Cronaca

Palermo | Ferito nella sparatoria dello Sperone: Caruso non risponde ai pm

Il giovane ferito durante la sparatoria in via XXVII Maggio, in cui è stato ucciso Giancarlo Romano, boss emergente del clan di corso dei Mille lo scorso 26 febbraio, ha scelto di non rispondere alle domande dei pm Alessio Salvo Caruso. Alessio Salvo Caruso, sebbene sia ormai fuori pericolo, rimane ricoverato nel reparto detenuti dell’ospedale Civico. Durante l’interrogatorio di oggi, svolto proprio nella struttura sanitaria, ha deciso di non rispondere alle domande del gip Lirio Conti.

Solo di recente Caruso ha appreso della morte di Romano nell’agguato. Secondo le indagini che hanno portato anche agli arresti in un’operazione antimafia coordinata dalla procura, il ferimento di Caruso e l’omicidio di Romano sarebbero stati il risultato di un regolamento di conti tra Caruso e la famiglia Mira, in particolare Camillo e suo figlio Antonio. I Mira si sarebbero ribellati alle richieste estorsive riguardanti la gestione delle scommesse clandestine, avrebbero utilizzato “pannelli” non autorizzati dalla cosca e avrebbero accumulato un debito di circa 20.000 euro. Quel pomeriggio si sono verificate due sparatorie: una in Corso dei Mille, davanti al tabacchi di Romano, dove è rimasto ferito Camillo Mira, e la seconda in cui i Mira hanno reagito, uccidendo Romano e ferendo Caruso.

Giancarlo Romano, il boss dello Sperone ucciso lo scorso 26 febbraio, era consapevole di un’indagine a suo carico. Un suo fedelissimo lo avrebbe informato, un poliziotto della squadra mobile. Una talpa gli avrebbe fornito informazioni cruciali per evitare la cattura.

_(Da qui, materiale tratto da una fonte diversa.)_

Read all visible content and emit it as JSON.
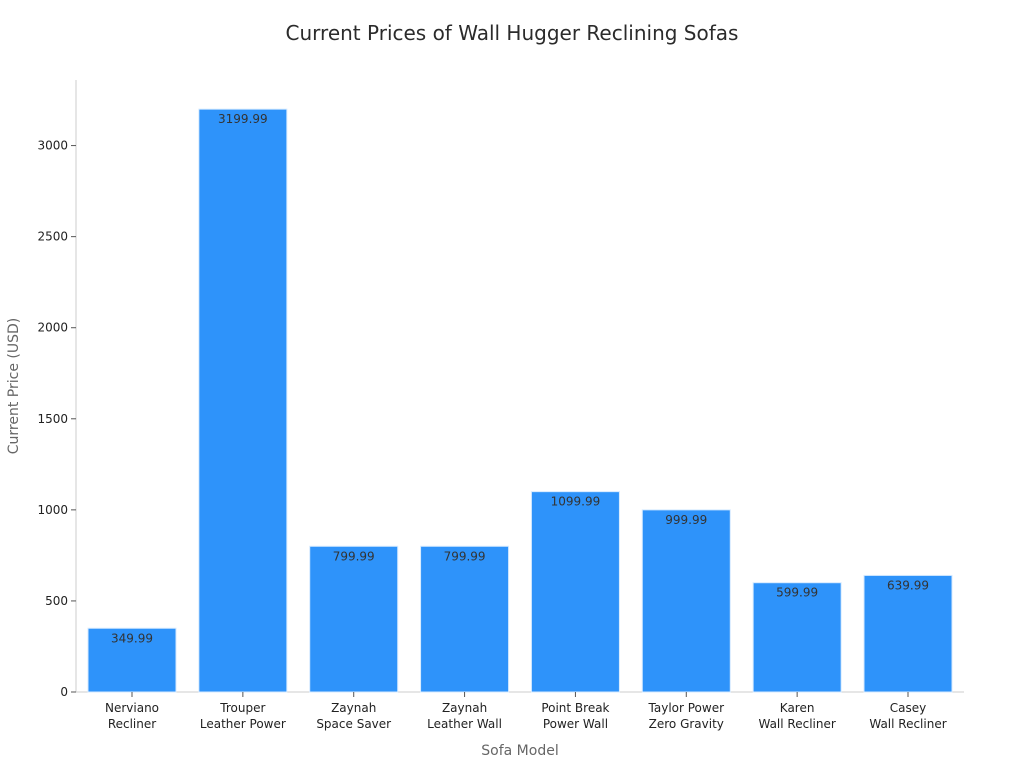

In una conversazione con due suoi uomini, Giuseppe Chiarello e Settimo Turturella, entrambi arrestati nell’operazione contro la famiglia mafiosa di Corso dei Mille, Romano menzionava che i carabinieri li avevano sotto controllo.

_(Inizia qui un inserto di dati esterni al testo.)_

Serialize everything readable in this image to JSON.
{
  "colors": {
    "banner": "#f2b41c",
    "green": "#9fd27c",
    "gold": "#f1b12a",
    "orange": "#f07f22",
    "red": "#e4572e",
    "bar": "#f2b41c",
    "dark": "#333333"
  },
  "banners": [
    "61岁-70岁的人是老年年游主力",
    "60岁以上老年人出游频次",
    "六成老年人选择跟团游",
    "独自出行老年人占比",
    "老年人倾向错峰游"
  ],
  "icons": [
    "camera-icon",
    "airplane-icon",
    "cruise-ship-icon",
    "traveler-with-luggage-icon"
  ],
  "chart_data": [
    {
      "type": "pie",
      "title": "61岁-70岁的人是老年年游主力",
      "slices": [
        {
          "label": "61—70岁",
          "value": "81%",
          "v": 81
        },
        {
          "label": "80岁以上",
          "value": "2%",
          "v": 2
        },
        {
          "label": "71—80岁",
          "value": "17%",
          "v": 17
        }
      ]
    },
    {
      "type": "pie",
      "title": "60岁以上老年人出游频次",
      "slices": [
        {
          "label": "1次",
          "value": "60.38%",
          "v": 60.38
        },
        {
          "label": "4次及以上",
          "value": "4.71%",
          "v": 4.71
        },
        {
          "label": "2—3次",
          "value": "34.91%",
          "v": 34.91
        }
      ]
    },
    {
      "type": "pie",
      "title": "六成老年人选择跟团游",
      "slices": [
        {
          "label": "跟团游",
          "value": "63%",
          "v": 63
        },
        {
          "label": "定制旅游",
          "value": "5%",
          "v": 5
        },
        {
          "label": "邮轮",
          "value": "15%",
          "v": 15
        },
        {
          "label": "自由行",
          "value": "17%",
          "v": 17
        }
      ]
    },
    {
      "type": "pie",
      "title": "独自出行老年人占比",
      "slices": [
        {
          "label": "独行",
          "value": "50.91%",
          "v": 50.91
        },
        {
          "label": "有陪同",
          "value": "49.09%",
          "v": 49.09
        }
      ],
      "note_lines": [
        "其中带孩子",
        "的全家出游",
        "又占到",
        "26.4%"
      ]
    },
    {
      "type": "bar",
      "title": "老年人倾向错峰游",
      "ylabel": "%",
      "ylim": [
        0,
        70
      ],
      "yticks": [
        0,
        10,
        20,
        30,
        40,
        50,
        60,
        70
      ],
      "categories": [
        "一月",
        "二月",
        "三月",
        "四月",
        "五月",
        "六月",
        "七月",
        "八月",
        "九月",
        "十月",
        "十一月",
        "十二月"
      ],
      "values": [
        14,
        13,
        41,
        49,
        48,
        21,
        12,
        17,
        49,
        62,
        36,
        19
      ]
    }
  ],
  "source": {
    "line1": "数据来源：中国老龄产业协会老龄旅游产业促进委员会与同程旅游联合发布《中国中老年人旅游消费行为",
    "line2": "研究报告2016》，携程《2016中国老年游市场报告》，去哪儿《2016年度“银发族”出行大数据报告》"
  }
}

Romano aveva rivelato ai suoi due amici di essere stato informato già l’anno precedente sull’avvio delle indagini nei loro confronti da “Vicè u frutta”, identificato in Vincenzo Vella, soprannominato così perché gestiva una rivendita di frutta e verdura. Tuttavia, colui che gli aveva fornito la soffiata aveva anche divulgato il suo nome a un carabiniere che lo voleva coinvolgere come informatore.